L'armée syrienne intensifie ses attaques contre les quartiers kurdes d'Alep, plongeant la ville dans une spirale de violence sans précédent. Le leader des Kurdes, Mazloum Abdi, souligne que cette escalade menace audacieusement les négociations avec le gouvernement de Damas, compliquant davantage le tableau politique déjà chaotique dans le pays.
À mesure que les combats se poursuivent, des milliers de Kurdes se voient contraints à fuir, renforçant les craintes d'une contagion régionale du conflit. La Turquie a déclaré sa disponibilité à épauler le gouvernement syrien, tandis qu'Israël a manifesté son soutien envers les forces kurdes. Avec des commerces, universités et écoles fermés, Alep subit un coup dur alors qu'un couvre-feu est en vigueur dans plusieurs quartiers.

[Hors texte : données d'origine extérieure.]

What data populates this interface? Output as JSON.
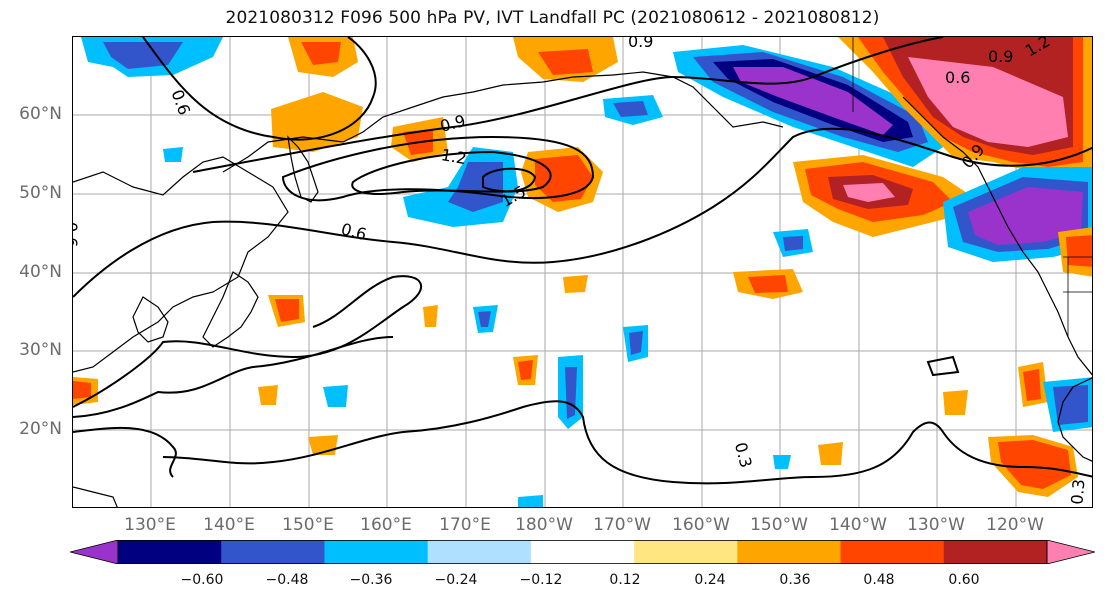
{
  "title": "2021080312 F096 500 hPa PV, IVT Landfall PC (2021080612 - 2021080812)",
  "map": {
    "lat_labels": [
      "60°N",
      "50°N",
      "40°N",
      "30°N",
      "20°N"
    ],
    "lon_labels": [
      "130°E",
      "140°E",
      "150°E",
      "160°E",
      "170°E",
      "180°W",
      "170°W",
      "160°W",
      "150°W",
      "140°W",
      "130°W",
      "120°W"
    ],
    "contour_labels": [
      "0.9",
      "0.6",
      "0.9",
      "1.2",
      "1.5",
      "0.6",
      "0.9",
      "0.6",
      "0.9",
      "1.2",
      "0.6",
      "0.3",
      "0.3"
    ]
  },
  "colorbar": {
    "tick_labels": [
      "−0.60",
      "−0.48",
      "−0.36",
      "−0.24",
      "−0.12",
      "0.12",
      "0.24",
      "0.36",
      "0.48",
      "0.60"
    ],
    "colors": [
      "#9933cc",
      "#000080",
      "#3355cc",
      "#00bfff",
      "#b0e0ff",
      "#ffffff",
      "#ffe680",
      "#ffa500",
      "#ff4500",
      "#b22222",
      "#ff80b0"
    ]
  }
}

Les violences ont, tragiquement, fait un bilan d'au moins 21 morts jusqu'à présent, faisant des affrontements actuels les plus graves entre l'administration centrale et cette minorité ethnique. Ces événements tragiques surviennent alors que les deux parties luttent pour mettre en œuvre un accord de mars visant à intégrer les institutions kurdes, y compris les puissantes Forces Démocratiques Syriennes (FDS), dans le cadre de l'État syrien.
Selon un correspondant de l'AFP, l'armée a mené des bombardements intenses sur les positions des FDS, notamment dans les quartiers d'Achrafieh et de Cheikh Maqsoud, alors que des milliers de civils essayaient de fuir à travers des couloirs humanitaires. Une femme, Rana Issa, a partagé sa douleur, déclarant : "Mes enfants étaient terrifiés; nous avons dû fuir sous le feu des snipers...".
Les tensions entre Israël et la Turquie s'exacerbent, avec Ankara soutenant l'armée syrienne et Israël dénonçant fermement les attaques contre la minorité kurde. Cela se produit également dans un contexte où des manifestations ont éclaté à Qamishli, plainte exprimée par les leaders kurdes pour une intervention de la communauté internationale.
La présidente de la Commission européenne, Ursula von der Leyen, doit se rendre à Damas, et l'UE appelle déjà à la retenue et à la protection des civils dans cette situation explosive. Tandis que des experts, comme Aron Lund, avertissent que sans accord rapide, la menace d'une escalade majeure entre Damas et les FDS demeure très présente. Cette dynamique à Alep met en lumière non seulement les conflits internes, mais aussi les enjeux géostratégiques qui pourraient déstabiliser davantage la région.